Peter Lynch was often referred to as a chameleon because he was able to adapt to whatever investing strategy was working at the moment. Peter Lynch, on the other hand, kept to what he knew and/or could easily understand when it came to picking certain stocks.


George Soros

George Soros was an expert at turning broad economic patterns into highly leveraged, winning bond and currency trades. Soros was a short-term speculator when it came to investing, placing large bets in the direction of financial markets. George Soros launched the hedge fund firm Soros Fund Management in 1973, which later became the well-known and respected Quantum Fund.

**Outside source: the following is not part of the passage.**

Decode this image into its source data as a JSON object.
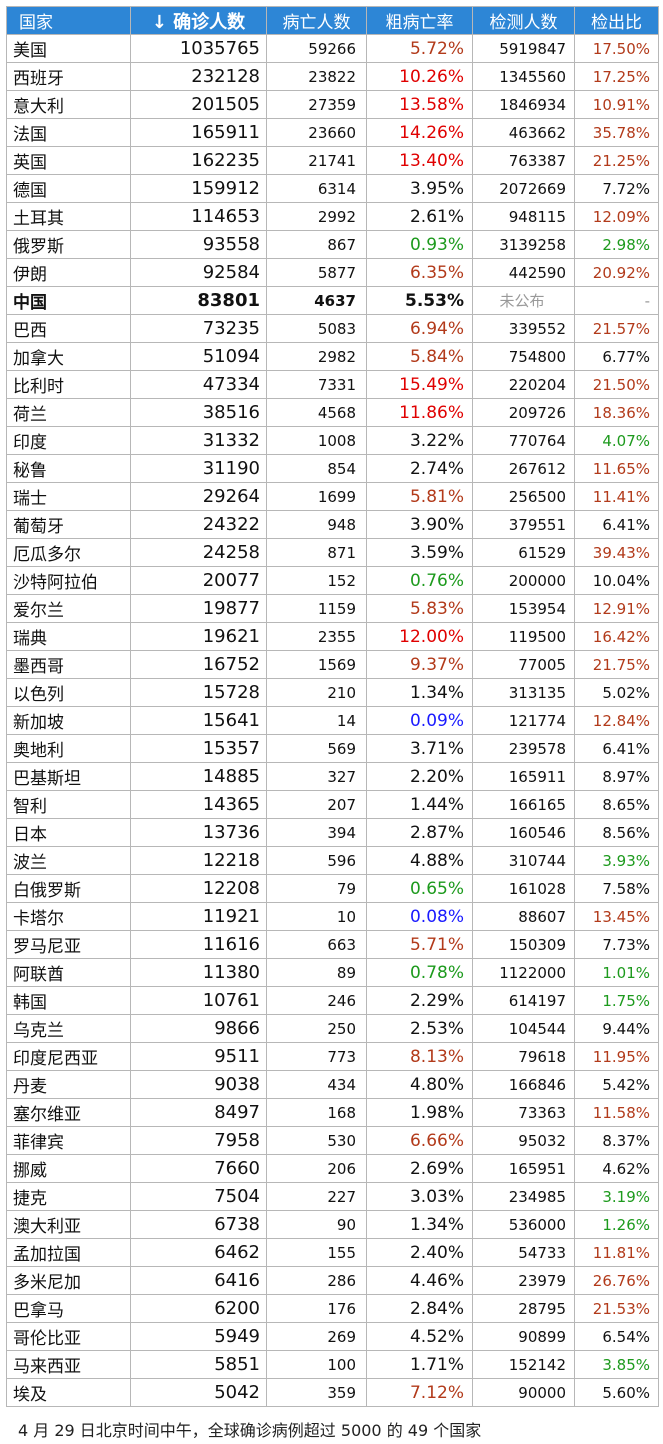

He led this aggressive and profitable hedge fund for nearly two decades, reputedly generating annual returns of more than 30% and, in two instances, annual returns of more than 100%.


Warren Buffett

Warren Buffett dubbed the "Oracle of Omaha," is regarded as one of the most successful investors in history.

Following Benjamin Graham's ideals, he has created a multibillion-dollar fortune mostly through Berkshire Hathaway's stock and company purchases. Berkshire Hathaway shareholders who invested $10,000 in the company in 1965 currently own more than $165 million in the company.

For decades, Buffett's investing strategy of discipline, patience, and value has outperformed the market.


John (Jack) Bogle

Bogle founded the Vanguard Group mutual fund company in 1975, and it has since evolved to become one of the largest and most recognized fund sponsors in the world. For millions of investors, Bogle pioneered the no-load mutual fund and championed low-cost index investing. He created and launched the first index fund, Vanguard 500, in 1976. Jack Bogle's investing technique favors no-load, low-cost, low-turnover, and passively managed broad-based index mutual funds for collecting market gains.


Carl Icahn

Carl Icahn is an outspoken activist investor who utilizes his ownership stakes in publicly traded firms to compel reforms that will boost the value of his stock. Icahn began his corporate raiding career in earnest in the late 1970s, and his hostile purchase of TWA in 1985 put him in the major leagues. The "Icahn Lift" is what made Icahn famous. This is a term used on Wall Street to describe the upward spike in a firm's stock price that occurs when Carl Icahn begins buying stock in a company he believes is mismanaged.


William H. Gross

Bill Gross is the world's leading bond fund manager and is known as the "King of Bonds." As the founder and managing director of the PIMCO family of bond funds, he and his colleagues oversee more than $1.92 trillion in fixed-income assets.

For his contributions to the growth of bond and portfolio analysis, Gross was the first portfolio manager elected into the Fixed-Income Analyst Society Inc. hall of fame in 1996.


The Bottom Line

As any seasoned investor knows, finding your own path and generating market-beating long-term returns is no easy feat. As a result, it's easy to see how these investors became famous in the financial world.